Second, since the NCAA obviously takes this extremely seriously -- suspensions covering almost half the season are big -- why in the world does the suspension begin next season? If this is such a big deal, why not suspend the players for this postseason, then the first four games of next season? Again, this is something the NCAA obviously feels strongly about. So why delay the suspensions?
Grid bits
Bill Stewart will spend the 2011 season as the lame-duck coach at West Virginia.
If West Virginia athletic director Oliver Luck doesn't believe in coach Bill Stewart, then why let him hang around for another season? WVU hired Oklahoma State offensive coordinator Dana Holgorsen as a one-season coach-in-waiting, with Stewart serving as the lame-duck coach next fall. "I didn't believe we had an opportunity to win a national championship with the direction of the program," Luck said at a news conference announcing Holgorsen's hiring. "At the end of the day, results matter, and we weren't getting the results. I ? expect us to compete at the highest levels." So how long does Holgorsen get to make WVU a national title-winning program?
Iowa will be without star WR Derrell Johnson-Koulianos for the Insight Bowl against Missouri. Johnson-Koulianos and his non-football playing roommate were charged Dec. 6 with various drug offenses. While the roommate was accused of selling marijuana and charged with possession of a controlled substance with intent to deliver and other charges, Johnson-Koulianos was charged with possession of cocaine, marijuana and prescription drugs, and with allowing drugs to be used and sold from his residence. Iowa coach Kirk Ferentz and athletic director Gary Barta held a news conference in mid-December to address the arrest and some other matters. Ferentz was asked how Iowa officials did not know a player was living with a drug dealer. "We don't do background checks on roommates, girlfriends," he said. "It's a pretty wide circle of friends that our players have. I don't know how you would track down, chase each and every one of them. ? Maybe that's something we need to do, do background checks on roommates that are not on the team. That we'll consider." That it might come down to doing background checks on players' friends and girlfriends seems beyond the pale. Schools already have to worry about where a player lives and what he drives. The Reggie Bush situation showed that schools also need to worry about where family members reside and possible illegal benefits provided to them. Now, schools have to investigate friends and girlfriends? But some schools might believe it's prudent to check into that type of thing because the potential exists for illegal benefits to be funneled through a friend or girlfriend -- or because a friend or girlfriend could be doing illegal things.

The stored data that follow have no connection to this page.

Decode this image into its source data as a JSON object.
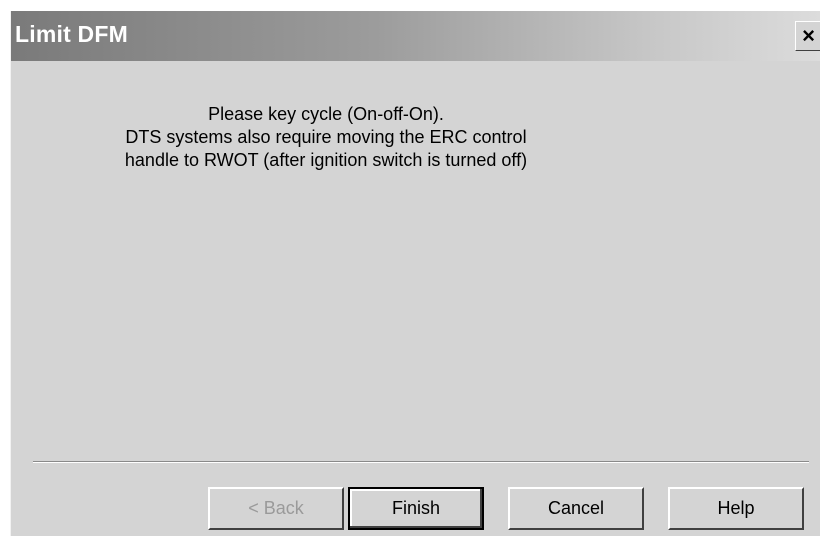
{
  "window": {
    "title": "Limit DFM",
    "close_glyph": "×"
  },
  "message": {
    "lines": [
      "Please key cycle (On-off-On).",
      "DTS systems also require moving the ERC control",
      "handle to RWOT (after ignition switch is turned off)"
    ]
  },
  "buttons": {
    "back_label": "< Back",
    "finish_label": "Finish",
    "cancel_label": "Cancel",
    "help_label": "Help",
    "back_enabled": false,
    "default_button": "Finish"
  }
}
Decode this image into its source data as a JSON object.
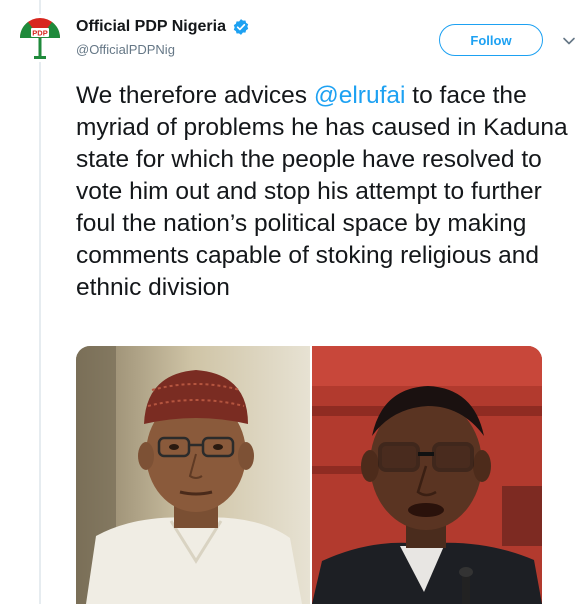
{
  "tweet": {
    "author": {
      "display_name": "Official PDP Nigeria",
      "handle": "@OfficialPDPNig",
      "verified": true,
      "avatar_logo_text": "PDP"
    },
    "follow_label": "Follow",
    "text_before_mention": "We therefore advices ",
    "mention": "@elrufai",
    "text_after_mention": " to face the myriad of problems he has caused in Kaduna state for which the people have resolved to vote him out and stop his attempt to further foul the nation’s political space by making comments capable of stoking religious and ethnic division",
    "media": {
      "photos": [
        "man-with-cap-portrait",
        "man-with-glasses-portrait"
      ]
    }
  },
  "colors": {
    "accent": "#1da1f2",
    "text": "#14171a",
    "muted": "#657786",
    "thread_line": "#e6ecf0"
  },
  "icons": {
    "verified": "verified-badge-icon",
    "caret": "chevron-down-icon"
  }
}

The participants in the FCS national title game were finalized last week, and the schools are getting almost three weeks off before playing Jan. 7 in Frisco, Texas, for the national title. Third-seeded Delaware is playing fifth-seeded Eastern Washington for the crown, and each has a FBS transfer at quarterback: Delaware with former Penn State backup Pat Devlin, and Eastern Washington with former SMU starter Bo Levi Mitchell. Delaware (Colonial) and Eastern Washington (Big Sky) were co-champs in their leagues in the regular season and each beat a third-place team in the semifinals. If we were to use the final BCS standings as a guide and compare them with the FCS seedings, it would be No. 3 TCU meeting No. 5 Wisconsin for the national title.